APC ran on the platform of change. For the Nigerian, APC propagated the sort of mantra that they could relate and buy into. The senate election which saw Saraki team up with PDP was a vexing departure from that mantra. It has left many hollow after a hopeful period. However, it must be said that these are still early days. APC sure deserves a chance to sort its teething problems. With President Buhari maintaining a calm disposition and a natural aversion to shadiness, he will begin to give the real politicians in the APC fold the much needed backing to enforce the party’s lofty ideals on its members and the country.

For the PDP, it needs to search its souls and purge itself of the sorts of scheming, conniving, egotistical and self-absorbed manners that saw it lose favour in the eyes of Nigerians while reinventing itself to carry out the colossal task of representing a strong and virile opposition to the APC. PDP must be ready to earn its stripes as an opposition party.
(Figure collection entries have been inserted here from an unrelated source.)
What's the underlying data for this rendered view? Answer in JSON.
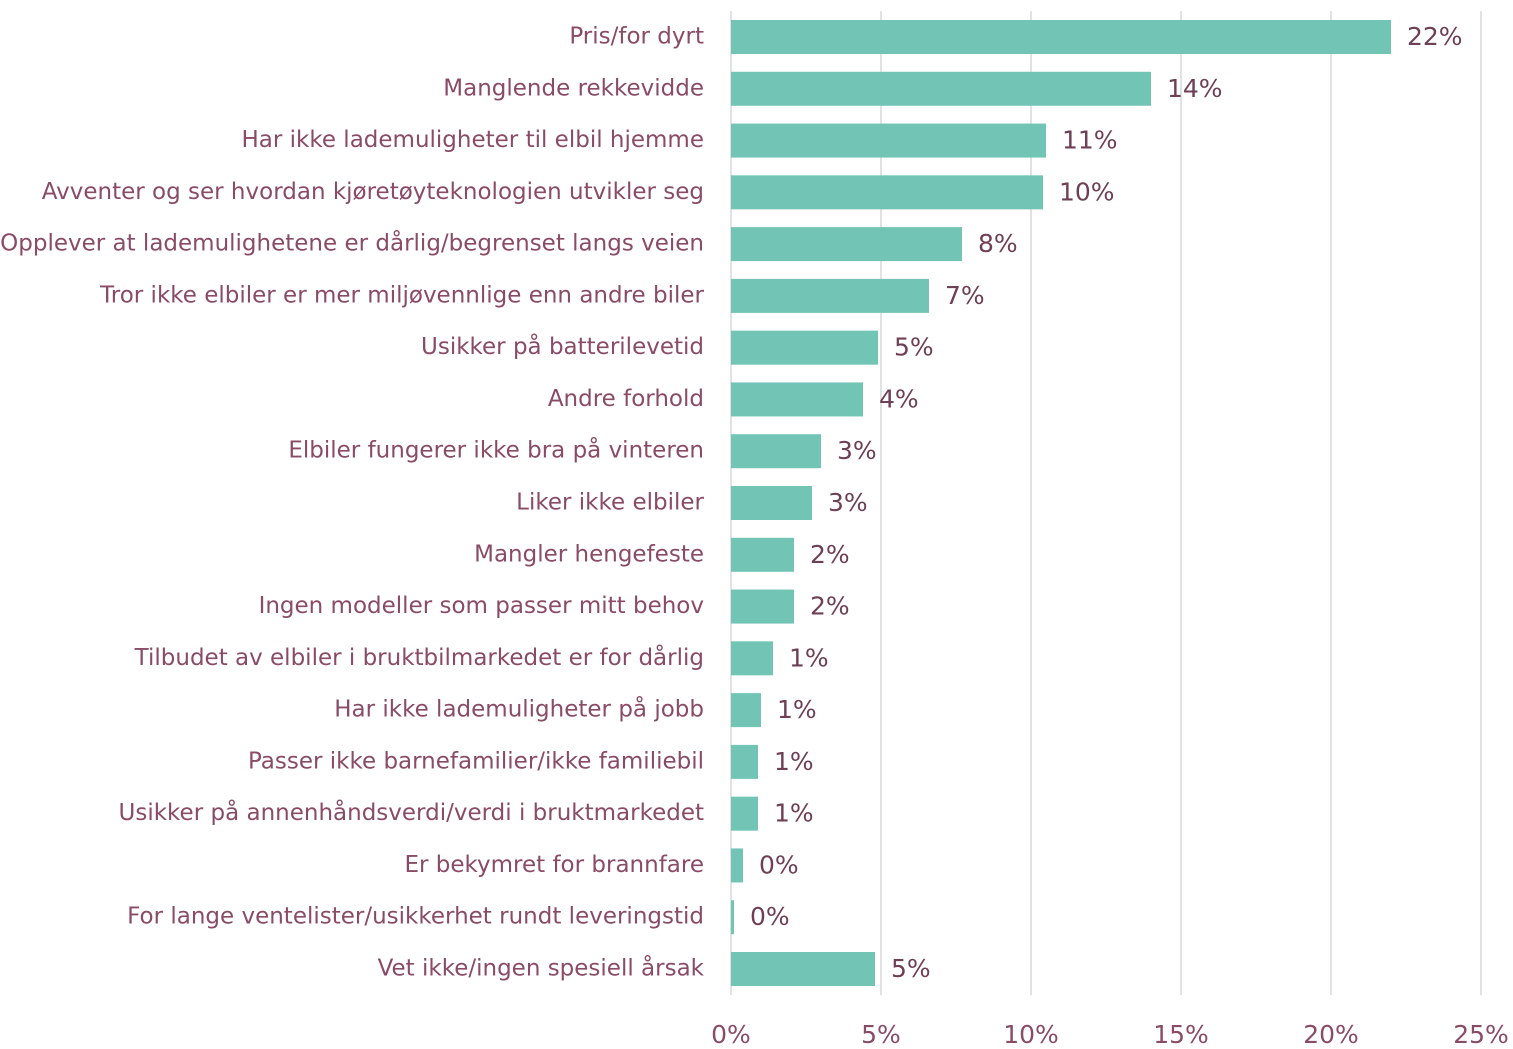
{
  "chart_data": {
    "type": "hbar",
    "categories": [
      "Pris/for dyrt",
      "Manglende rekkevidde",
      "Har ikke lademuligheter til elbil hjemme",
      "Avventer og ser hvordan kjøretøyteknologien utvikler seg",
      "Opplever at lademulighetene er dårlig/begrenset langs veien",
      "Tror ikke elbiler er mer miljøvennlige enn andre biler",
      "Usikker på batterilevetid",
      "Andre forhold",
      "Elbiler fungerer ikke bra på vinteren",
      "Liker ikke elbiler",
      "Mangler hengefeste",
      "Ingen modeller som passer mitt behov",
      "Tilbudet av elbiler i bruktbilmarkedet er for dårlig",
      "Har ikke lademuligheter på jobb",
      "Passer ikke barnefamilier/ikke familiebil",
      "Usikker på annenhåndsverdi/verdi i bruktmarkedet",
      "Er bekymret for brannfare",
      "For lange ventelister/usikkerhet rundt leveringstid",
      "Vet ikke/ingen spesiell årsak"
    ],
    "values": [
      22.0,
      14.0,
      10.5,
      10.4,
      7.7,
      6.6,
      4.9,
      4.4,
      3.0,
      2.7,
      2.1,
      2.1,
      1.4,
      1.0,
      0.9,
      0.9,
      0.4,
      0.1,
      4.8
    ],
    "value_labels": [
      "22%",
      "14%",
      "11%",
      "10%",
      "8%",
      "7%",
      "5%",
      "4%",
      "3%",
      "3%",
      "2%",
      "2%",
      "1%",
      "1%",
      "1%",
      "1%",
      "0%",
      "0%",
      "5%"
    ],
    "color": "#72c4b4",
    "xlim": [
      0,
      25
    ],
    "xticks": [
      {
        "value": 0,
        "label": "0%"
      },
      {
        "value": 5,
        "label": "5%"
      },
      {
        "value": 10,
        "label": "10%"
      },
      {
        "value": 15,
        "label": "15%"
      },
      {
        "value": 20,
        "label": "20%"
      },
      {
        "value": 25,
        "label": "25%"
      }
    ],
    "grid": true
  }
}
They must shelve the easy-way-out ideology (which teaming up with Saraki suggested) and be ready to put APC on its toes while working hard to win back the trust of Nigerians. But they must be ready to build slowly, painstakingly and conscientiously.

Sometimes one might just think that it is better to give up; that a case is a basket case and not worth wasting one’s time about. The Nigeria case is like that sometimes; a country that we all love very much. The recent happenings in the 8th senate bring to mind an old maxim: The more things change the more they remain the same. The leadership of the APC have a herculean task to make a lie of this aphorism.